Birlik İlmi
  KARANLIĞIN IŞIĞI (1), 4.AKIŞ 1.BÖLÜM
 

5.EYLÜL.2018 TARİHLİ KARANLIĞIN IŞIĞI (1)

AV.NEZİRE SELÇUK ÖZ BİLİŞ 4.AKIŞ- 1.BÖLÜM

Asa, insanlıktır, canlar. Kimse, dünyanın lekesini temizleyemez diye düşünülmekte iken, bugün bu yoğunlukta, arzı, arşa dilleyenler, lekeleri tahditsiz şekilde, temizlemekteler….Aha, görev budur.

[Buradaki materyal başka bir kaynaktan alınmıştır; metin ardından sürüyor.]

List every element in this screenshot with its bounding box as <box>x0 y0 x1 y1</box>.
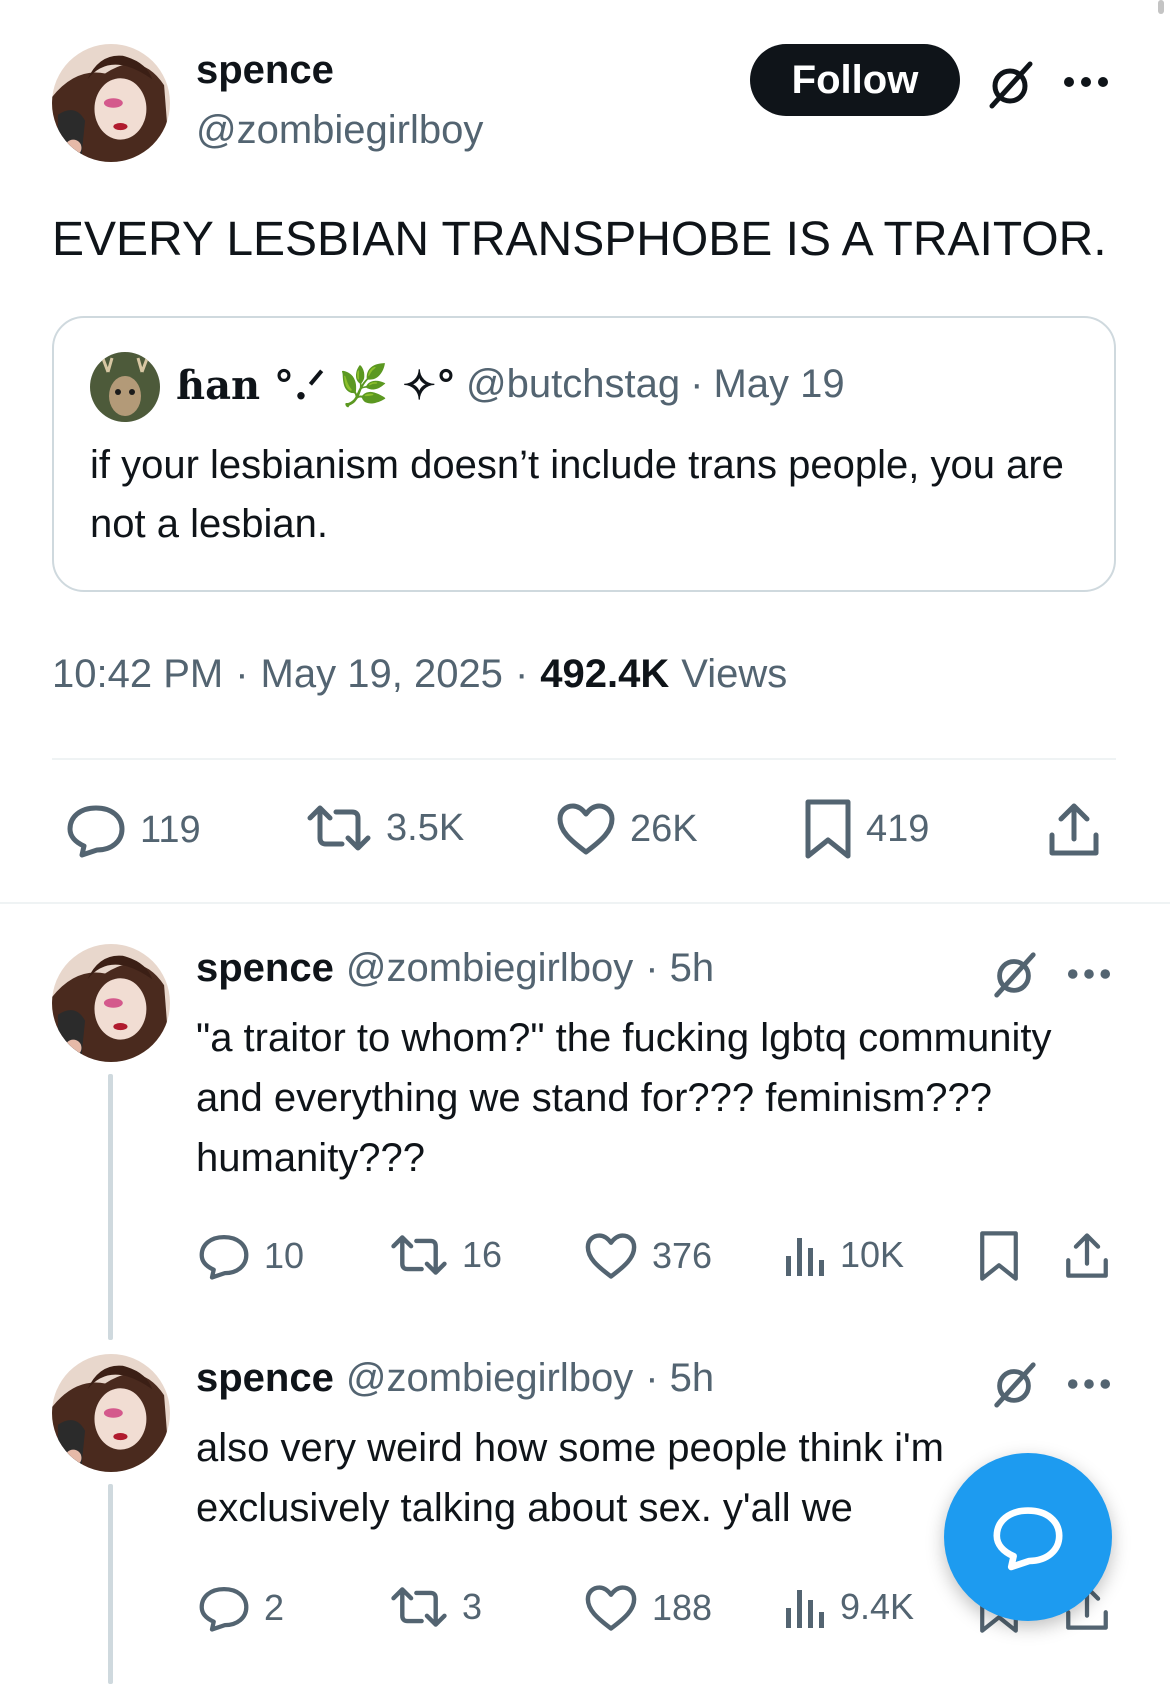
like-button[interactable]: 26K <box>556 802 698 856</box>
reply-button[interactable]: 2 <box>198 1584 284 1632</box>
more-icon[interactable] <box>1064 1364 1114 1404</box>
like-count: 188 <box>652 1587 713 1628</box>
views-count: 10K <box>840 1234 905 1275</box>
repost-icon <box>307 805 371 851</box>
reply-button[interactable]: 119 <box>66 802 201 858</box>
views-count: 492.4K <box>540 652 670 696</box>
reply-icon <box>67 805 125 858</box>
repost-icon <box>391 1235 447 1275</box>
reply-icon <box>199 1587 249 1632</box>
repost-button[interactable]: 3 <box>390 1584 482 1630</box>
floating-message-button[interactable] <box>944 1453 1112 1621</box>
views-count: 9.4K <box>840 1586 915 1627</box>
avatar[interactable] <box>52 44 170 162</box>
like-button[interactable]: 188 <box>584 1584 712 1632</box>
separator-dot: · <box>235 652 249 696</box>
views-icon <box>786 1590 824 1628</box>
quoted-tweet[interactable]: ɦan °.ᐟ 🌿 ✧° @butchstag · May 19 if your… <box>52 316 1116 592</box>
tweet-text: EVERY LESBIAN TRANSPHOBE IS A TRAITOR. <box>52 213 1107 266</box>
quoted-display-name[interactable]: ɦan °.ᐟ 🌿 ✧° <box>176 362 456 409</box>
more-icon[interactable] <box>1064 954 1114 994</box>
bookmark-icon <box>980 1231 1018 1281</box>
more-icon[interactable] <box>1060 62 1112 102</box>
author-display-name[interactable]: spence <box>196 946 334 991</box>
views-icon <box>786 1238 824 1276</box>
share-icon <box>1066 1233 1108 1278</box>
quoted-handle[interactable]: @butchstag <box>466 362 680 409</box>
tweet-time[interactable]: 10:42 PM <box>52 652 223 697</box>
repost-count: 3 <box>462 1586 483 1627</box>
like-button[interactable]: 376 <box>584 1232 712 1280</box>
reply-time[interactable]: · 5h <box>645 946 714 991</box>
bookmark-count: 419 <box>866 807 930 850</box>
like-icon <box>557 803 615 855</box>
reply-time[interactable]: · 5h <box>645 1356 714 1401</box>
like-icon <box>585 1585 637 1631</box>
bookmark-button[interactable] <box>976 1228 1022 1284</box>
separator-dot: · <box>690 362 704 406</box>
bookmark-icon <box>805 799 851 859</box>
divider <box>52 758 1116 760</box>
separator-dot: · <box>514 652 529 696</box>
avatar[interactable] <box>52 944 170 1062</box>
reply-text: also very weird how some people think i'… <box>196 1426 944 1530</box>
like-icon <box>585 1233 637 1279</box>
thread-line <box>108 1074 113 1340</box>
reply-count: 2 <box>264 1587 285 1628</box>
reply-count: 10 <box>264 1235 305 1276</box>
reply-button[interactable]: 10 <box>198 1232 304 1280</box>
divider <box>0 902 1170 904</box>
bookmark-button[interactable]: 419 <box>804 798 929 860</box>
repost-button[interactable]: 16 <box>390 1232 502 1278</box>
share-button[interactable] <box>1046 800 1102 860</box>
share-button[interactable] <box>1062 1228 1112 1284</box>
author-handle[interactable]: @zombiegirlboy <box>346 1356 633 1401</box>
grok-icon[interactable] <box>982 56 1038 112</box>
tweet-date[interactable]: May 19, 2025 <box>261 652 503 697</box>
views-button[interactable]: 9.4K <box>784 1584 914 1630</box>
share-icon <box>1049 803 1099 856</box>
avatar[interactable] <box>52 1354 170 1472</box>
compose-message-icon <box>993 1507 1063 1571</box>
repost-icon <box>391 1587 447 1627</box>
repost-button[interactable]: 3.5K <box>306 802 464 854</box>
reply-icon <box>199 1235 249 1280</box>
like-count: 376 <box>652 1235 713 1276</box>
views-button[interactable]: 10K <box>784 1232 904 1278</box>
reply-count: 119 <box>140 808 201 851</box>
thread-line <box>108 1484 113 1684</box>
like-count: 26K <box>630 807 698 850</box>
scrollbar[interactable] <box>1158 0 1164 14</box>
grok-icon[interactable] <box>986 1356 1042 1412</box>
follow-button[interactable]: Follow <box>750 44 960 116</box>
grok-icon[interactable] <box>986 946 1042 1002</box>
reply-text: "a traitor to whom?" the fucking lgbtq c… <box>196 1016 1052 1180</box>
quoted-date[interactable]: May 19 <box>713 362 844 409</box>
author-handle[interactable]: @zombiegirlboy <box>196 108 483 153</box>
quoted-text: if your lesbianism doesn’t include trans… <box>90 443 1064 546</box>
quoted-avatar[interactable] <box>90 352 160 422</box>
author-display-name[interactable]: spence <box>196 1356 334 1401</box>
author-handle[interactable]: @zombiegirlboy <box>346 946 633 991</box>
author-display-name[interactable]: spence <box>196 48 334 93</box>
views-label: Views <box>681 652 788 696</box>
repost-count: 3.5K <box>386 806 465 849</box>
repost-count: 16 <box>462 1234 503 1275</box>
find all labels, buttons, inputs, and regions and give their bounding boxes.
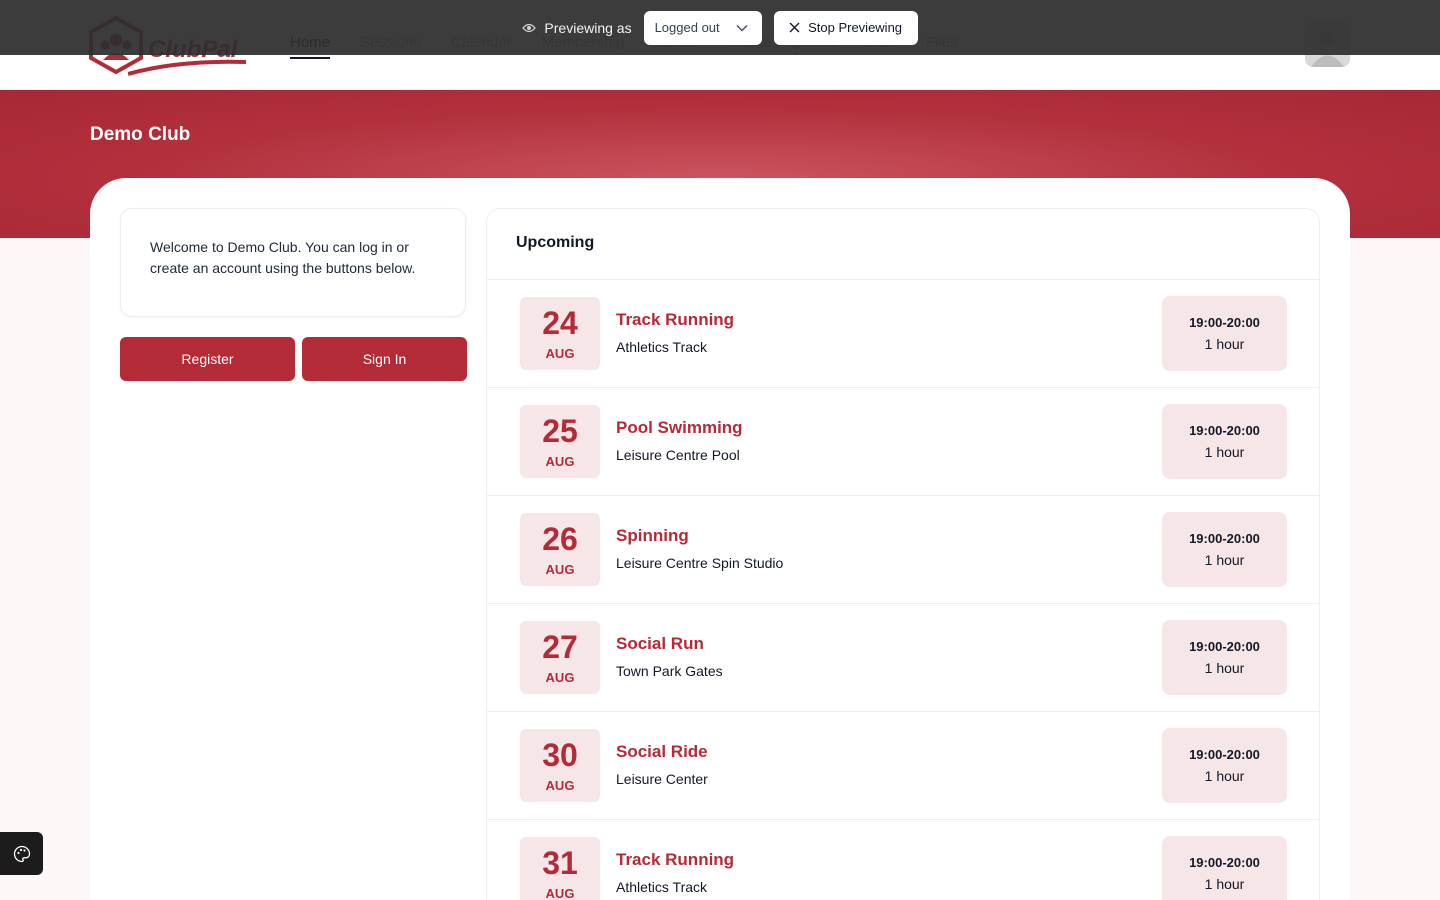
auth-buttons: Register Sign In — [120, 337, 467, 381]
event-time: 19:00-20:00 1 hour — [1162, 404, 1287, 479]
event-time: 19:00-20:00 1 hour — [1162, 512, 1287, 587]
event-date: 27 AUG — [520, 621, 600, 694]
event-row[interactable]: 27 AUG Social Run Town Park Gates 19:00-… — [487, 604, 1319, 712]
eye-icon — [522, 23, 537, 32]
event-time-range: 19:00-20:00 — [1189, 855, 1260, 870]
event-duration: 1 hour — [1204, 768, 1245, 784]
upcoming-title: Upcoming — [487, 209, 1319, 280]
event-info: Spinning Leisure Centre Spin Studio — [616, 526, 783, 571]
event-day: 27 — [542, 629, 578, 665]
chevron-down-icon — [736, 24, 748, 32]
event-time-range: 19:00-20:00 — [1189, 747, 1260, 762]
event-title[interactable]: Track Running — [616, 850, 734, 870]
event-month: AUG — [545, 778, 575, 793]
club-title: Demo Club — [90, 124, 191, 145]
event-title[interactable]: Spinning — [616, 526, 783, 546]
preview-role-value: Logged out — [654, 20, 720, 35]
stop-previewing-button[interactable]: Stop Previewing — [773, 10, 918, 45]
event-location: Athletics Track — [616, 339, 708, 355]
register-button[interactable]: Register — [120, 337, 295, 381]
event-row[interactable]: 26 AUG Spinning Leisure Centre Spin Stud… — [487, 496, 1319, 604]
event-info: Track Running Athletics Track — [616, 850, 734, 895]
main-content-card: Welcome to Demo Club. You can log in or … — [90, 178, 1350, 900]
event-date: 30 AUG — [520, 729, 600, 802]
event-day: 25 — [542, 413, 578, 449]
event-title[interactable]: Pool Swimming — [616, 418, 743, 438]
event-date: 31 AUG — [520, 837, 600, 900]
event-location: Leisure Centre Pool — [616, 447, 740, 463]
event-time-range: 19:00-20:00 — [1189, 315, 1260, 330]
event-date: 25 AUG — [520, 405, 600, 478]
event-row[interactable]: 30 AUG Social Ride Leisure Center 19:00-… — [487, 712, 1319, 820]
theme-toggle-button[interactable] — [0, 832, 43, 875]
event-month: AUG — [545, 346, 575, 361]
event-day: 24 — [542, 305, 578, 341]
event-row[interactable]: 24 AUG Track Running Athletics Track 19:… — [487, 280, 1319, 388]
event-time: 19:00-20:00 1 hour — [1162, 296, 1287, 371]
preview-label: Previewing as — [522, 19, 632, 36]
event-row[interactable]: 25 AUG Pool Swimming Leisure Centre Pool… — [487, 388, 1319, 496]
event-location: Leisure Center — [616, 771, 708, 787]
event-duration: 1 hour — [1204, 444, 1245, 460]
event-info: Pool Swimming Leisure Centre Pool — [616, 418, 743, 463]
event-duration: 1 hour — [1204, 660, 1245, 676]
event-row[interactable]: 31 AUG Track Running Athletics Track 19:… — [487, 820, 1319, 900]
event-time: 19:00-20:00 1 hour — [1162, 620, 1287, 695]
event-month: AUG — [545, 886, 575, 900]
event-title[interactable]: Track Running — [616, 310, 734, 330]
event-month: AUG — [545, 454, 575, 469]
welcome-message: Welcome to Demo Club. You can log in or … — [120, 208, 466, 317]
event-month: AUG — [545, 562, 575, 577]
event-time: 19:00-20:00 1 hour — [1162, 836, 1287, 900]
upcoming-panel: Upcoming 24 AUG Track Running Athletics … — [486, 208, 1320, 900]
event-info: Social Run Town Park Gates — [616, 634, 723, 679]
preview-bar: Previewing as Logged out Stop Previewing — [0, 0, 1440, 55]
preview-label-text: Previewing as — [544, 19, 632, 36]
event-day: 31 — [542, 845, 578, 881]
event-duration: 1 hour — [1204, 876, 1245, 892]
logo-swoosh-icon — [128, 59, 246, 76]
event-location: Leisure Centre Spin Studio — [616, 555, 784, 571]
event-date: 24 AUG — [520, 297, 600, 370]
event-day: 26 — [542, 521, 578, 557]
event-duration: 1 hour — [1204, 336, 1245, 352]
event-title[interactable]: Social Ride — [616, 742, 708, 762]
palette-icon — [13, 845, 30, 862]
event-duration: 1 hour — [1204, 552, 1245, 568]
event-day: 30 — [542, 737, 578, 773]
event-info: Social Ride Leisure Center — [616, 742, 708, 787]
preview-role-select[interactable]: Logged out — [643, 10, 762, 45]
event-time: 19:00-20:00 1 hour — [1162, 728, 1287, 803]
event-month: AUG — [545, 670, 575, 685]
event-time-range: 19:00-20:00 — [1189, 423, 1260, 438]
close-icon — [789, 22, 800, 33]
stop-previewing-label: Stop Previewing — [808, 20, 903, 35]
sign-in-button[interactable]: Sign In — [302, 337, 467, 381]
event-date: 26 AUG — [520, 513, 600, 586]
event-title[interactable]: Social Run — [616, 634, 723, 654]
event-info: Track Running Athletics Track — [616, 310, 734, 355]
event-time-range: 19:00-20:00 — [1189, 639, 1260, 654]
event-location: Town Park Gates — [616, 663, 723, 679]
event-location: Athletics Track — [616, 879, 708, 895]
event-time-range: 19:00-20:00 — [1189, 531, 1260, 546]
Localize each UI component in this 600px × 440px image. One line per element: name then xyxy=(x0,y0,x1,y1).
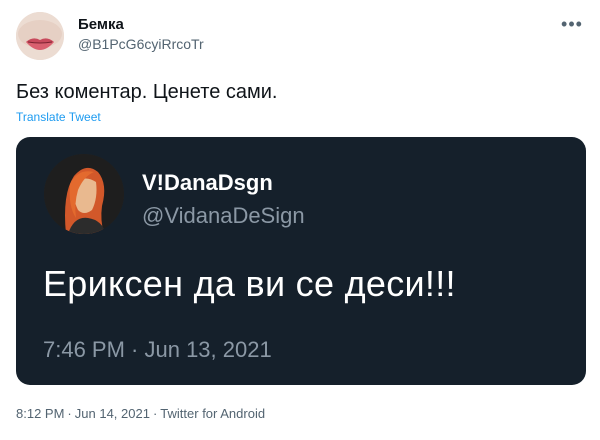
author-display-name[interactable]: Бемка xyxy=(78,16,204,34)
quoted-timestamp[interactable]: 7:46 PM · Jun 13, 2021 xyxy=(43,336,272,364)
quoted-tweet[interactable]: V!DanaDsgn @VidanaDeSign Ериксен да ви с… xyxy=(16,137,586,385)
meta-separator: · xyxy=(152,406,158,421)
more-horizontal-icon: ••• xyxy=(561,14,583,34)
quoted-display-name[interactable]: V!DanaDsgn xyxy=(142,170,273,196)
tweet-text: Без коментар. Ценете сами. xyxy=(16,81,278,103)
author-names: Бемка @B1PcG6cyiRrcoTr xyxy=(78,16,204,54)
tweet-time[interactable]: 8:12 PM xyxy=(16,406,64,421)
avatar-lips-image xyxy=(16,12,64,60)
tweet-date[interactable]: Jun 14, 2021 xyxy=(75,406,150,421)
avatar[interactable] xyxy=(16,12,64,60)
quoted-text: Ериксен да ви се деси!!! xyxy=(43,263,456,304)
tweet-client[interactable]: Twitter for Android xyxy=(160,406,265,421)
quoted-avatar-portrait-image xyxy=(44,154,124,234)
tweet-header: Бемка @B1PcG6cyiRrcoTr ••• xyxy=(16,12,584,62)
tweet-card: Бемка @B1PcG6cyiRrcoTr ••• Без коментар.… xyxy=(0,0,600,440)
meta-separator: · xyxy=(67,406,72,421)
quoted-avatar[interactable] xyxy=(44,154,124,234)
quoted-handle[interactable]: @VidanaDeSign xyxy=(142,203,305,229)
more-options-button[interactable]: ••• xyxy=(560,15,584,38)
author-handle[interactable]: @B1PcG6cyiRrcoTr xyxy=(78,34,204,54)
tweet-meta: 8:12 PM · Jun 14, 2021 · Twitter for Android xyxy=(16,406,265,422)
translate-tweet-link[interactable]: Translate Tweet xyxy=(16,110,101,124)
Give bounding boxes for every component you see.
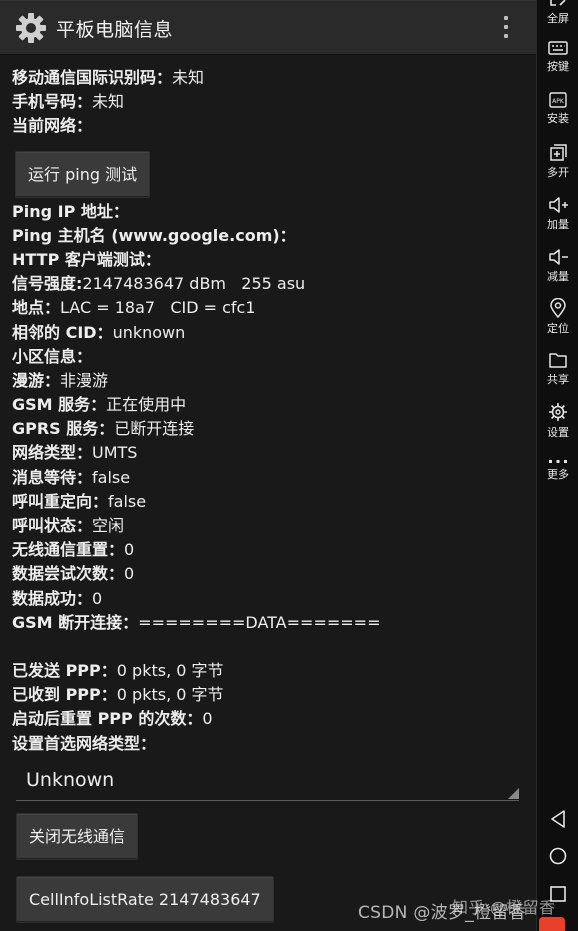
- fullscreen-icon: [550, 0, 566, 6]
- sidebar-item-install[interactable]: APK 安装: [537, 92, 578, 126]
- info-row-call-redirect: 呼叫重定向：false: [12, 491, 147, 511]
- info-list: 移动通信国际识别码：未知 手机号码：未知 当前网络： 运行 ping 测试 Pi…: [12, 66, 532, 801]
- run-ping-test-button[interactable]: 运行 ping 测试: [15, 150, 151, 198]
- info-row-preferred-network-label: 设置首选网络类型：: [12, 733, 157, 753]
- info-row-ppp-resets: 启动后重置 PPP 的次数：0: [12, 709, 213, 729]
- svg-text:APK: APK: [552, 98, 565, 105]
- info-row-roaming: 漫游：非漫游: [12, 370, 109, 390]
- page-title: 平板电脑信息: [56, 19, 174, 41]
- preferred-network-type-spinner[interactable]: Unknown: [16, 766, 519, 801]
- info-row-imei: 移动通信国际识别码：未知: [12, 68, 205, 87]
- info-row-gsm-service: GSM 服务：正在使用中: [12, 395, 187, 415]
- folder-icon: [549, 353, 567, 368]
- info-row-ppp-sent: 已发送 PPP：0 pkts, 0 字节: [12, 660, 224, 680]
- sidebar-item-volume-up[interactable]: 加量: [537, 196, 578, 232]
- info-row-call-state: 呼叫状态：空闲: [12, 516, 125, 535]
- sidebar-item-keys[interactable]: 按键: [537, 40, 578, 74]
- gear-icon: [16, 13, 46, 43]
- sidebar-item-location[interactable]: 定位: [537, 298, 578, 336]
- sidebar-item-more[interactable]: 更多: [537, 458, 578, 482]
- info-row-gprs-service: GPRS 服务：已断开连接: [12, 419, 195, 439]
- info-row-http-client-test: HTTP 客户端测试：: [12, 249, 161, 269]
- more-horizontal-icon: [549, 460, 567, 463]
- sidebar-item-settings[interactable]: 设置: [537, 402, 578, 440]
- sidebar-item-volume-down[interactable]: 减量: [537, 248, 578, 284]
- info-row-ppp-received: 已收到 PPP：0 pkts, 0 字节: [12, 685, 224, 705]
- more-vertical-icon[interactable]: [500, 16, 512, 42]
- multi-instance-icon: [550, 144, 567, 161]
- info-row-network-type: 网络类型：UMTS: [12, 443, 138, 463]
- apk-install-icon: APK: [549, 92, 567, 108]
- action-bar: 平板电脑信息: [0, 0, 536, 55]
- gear-icon: [549, 403, 567, 421]
- nav-back-button[interactable]: [537, 809, 578, 829]
- back-icon: [551, 810, 565, 828]
- info-row-current-network: 当前网络：: [12, 116, 93, 136]
- info-row-neighbor-cid: 相邻的 CID：unknown: [12, 322, 186, 342]
- sidebar-item-fullscreen[interactable]: 全屏: [537, 0, 578, 26]
- info-row-cell-info: 小区信息：: [12, 346, 93, 366]
- info-row-data-attempts: 数据尝试次数：0: [12, 564, 135, 584]
- sidebar-item-share[interactable]: 共享: [537, 351, 578, 387]
- location-pin-icon: [550, 298, 566, 318]
- app-window: 平板电脑信息 移动通信国际识别码：未知 手机号码：未知 当前网络： 运行 pin…: [0, 0, 536, 931]
- spinner-selected-value: Unknown: [26, 768, 115, 791]
- app-badge-icon: [539, 917, 565, 931]
- nav-home-button[interactable]: [537, 846, 578, 866]
- info-row-ping-hostname: Ping 主机名 (www.google.com)：: [12, 225, 296, 245]
- spinner-dropdown-icon: [508, 787, 519, 799]
- info-row-radio-resets: 无线通信重置：0: [12, 540, 135, 560]
- info-row-signal-strength: 信号强度:2147483647 dBm 255 asu: [12, 274, 306, 294]
- keyboard-icon: [548, 41, 568, 55]
- turn-off-radio-button[interactable]: 关闭无线通信: [16, 813, 139, 860]
- volume-up-icon: [549, 197, 568, 213]
- watermark-overlay: 知乎 @橙留香: [452, 898, 556, 917]
- info-row-message-waiting: 消息等待：false: [12, 467, 131, 487]
- info-row-phone-number: 手机号码：未知: [12, 92, 125, 112]
- cellinfo-list-rate-button[interactable]: CellInfoListRate 2147483647: [16, 876, 274, 923]
- info-row-location: 地点：LAC = 18a7 CID = cfc1: [12, 298, 256, 318]
- info-row-data-success: 数据成功：0: [12, 588, 103, 608]
- emulator-side-toolbar: 全屏 按键 APK 安装 多开 加量 减量 定位 共享 设置 更多: [536, 0, 578, 931]
- home-icon: [549, 847, 567, 865]
- info-row-gsm-disconnect: GSM 断开连接：========DATA=======: [12, 612, 381, 632]
- sidebar-item-multi[interactable]: 多开: [537, 144, 578, 180]
- volume-down-icon: [549, 249, 568, 265]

Ayrılık gözetmeyenlerin, bunu hak edip, başarabilecekleri, bilinmekteydi. Teknolojik kontrol, hepinizin yoğunluğunda mevcut olan bir sistemli çalışmayla gerçekleşir. Bu teknik tohumlamadır, aslında.

Yeni dönem için buna gerek vardır ki bu yoğunlaşma, mutlak kuranla, kodlanarak gerçekleşir. Sistemin gücünü anlamanız için, size bir tek şey söyleyeyim.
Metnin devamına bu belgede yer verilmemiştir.